New research published in Nature documents evidence for a liquid-to-liquid transition in sulfur, a first-order phase transition that has been enigmatic to chemists. The original first-order transition separating two liquid phases of the same pure and isotropic substance was reported in a 2000 Nature publication documenting Y. Katayama et al.’s discovery of a liquid-to-liquid transition undergone in phosphorus. This recent study builds on that work.
"It was a real breakthrough, as it changed the way the liquid state was perceived by the scientific community", explains the corresponding author of the new study, Mohamed Mezouar, who is a scientist in charge of beamline ID27 at the ESRF. "Today we show the second direct evidence of such a transition in liquid sulfur. We chose sulfur because sulfur and phosphorus exhibit important similarities when subjected to high pressures and temperatures", he explains. "Besides, I knew it was a good candidate as it already showed an interesting variety of solid forms, either molecular or polymeric, crystalline or amorphous.”

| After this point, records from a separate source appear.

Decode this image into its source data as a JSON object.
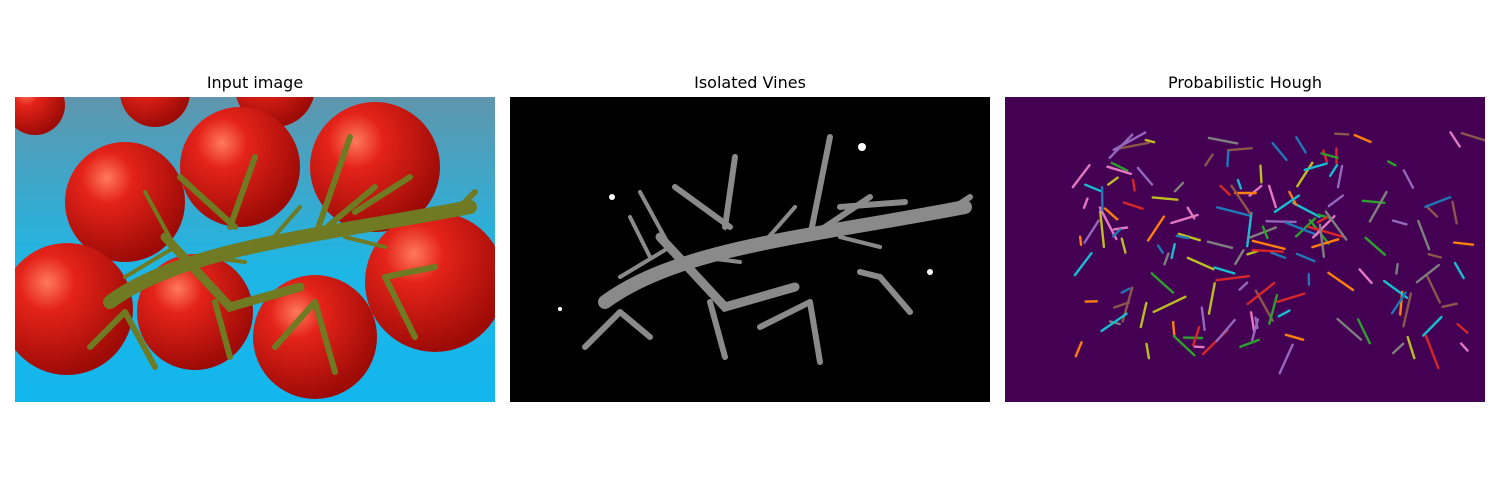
{
  "panels": [
    {
      "title": "Input image"
    },
    {
      "title": "Isolated Vines"
    },
    {
      "title": "Probabilistic Hough"
    }
  ],
  "colors": {
    "page_bg": "#ffffff",
    "hough_bg": "#440154",
    "tray_blue": "#1fb6e4",
    "tomato_red": "#d8140c",
    "vine_green": "#6f7a22",
    "hough_lines": [
      "#1f77b4",
      "#ff7f0e",
      "#2ca02c",
      "#d62728",
      "#9467bd",
      "#8c564b",
      "#e377c2",
      "#7f7f7f",
      "#bcbd22",
      "#17becf"
    ]
  }
}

First-order transitions refer to phase transitions that involve a latent heat and a discontinuous change of density, for example from graphite to diamond. They are very common in solid states but this is only the second document first-order transition from liquid to liquid. Watch the video below to see it happening.
In conducting this experiment, the ESRF team applied pressure to liquid sulfur and watched how it evolved under temperatures up to 1000 degrees Celsius and pressures up to 20 kilobars. "The experiments were challenging because we had to confine liquid sulfur and perform in situ quantitative X-ray measurements of high accuracy", explains first author Laura Henry.
And as if that weren’t enough, that’s not all the ESRF, CEA and CNRS/Sorbonne Université scientists found! They also documented the critical point terminating a liquid-liquid transition, which up until now was a mere theoretical object.
Fréderic Datchi, CNRS research director at "Sorbonne Université" describes: "Completely unexpectedly, there it was, we found what we know as a 'critical point', a singularity where physical properties change drastically". As Eureka Alert elaborates, “the change in density between the two liquids vanishes [at the critical point], thus one may go continuously from one phase to the other. However, close to it, the system "hesitates" between the two states, producing large density fluctuations, a phenomenon known as critical opalescence.”
These two findings were enough to make the researchers jump for joy because understanding this liquid-liquid transition will allow for new developments in materials science. Sulfur has many applications; already it is used in rubber tires, sulfuric acid, and fertilizers, among others. Furthermore, adds Mezouar, "In the larger sense, this research can open doors to understanding the complexity of the liquid state of other important systems such as water."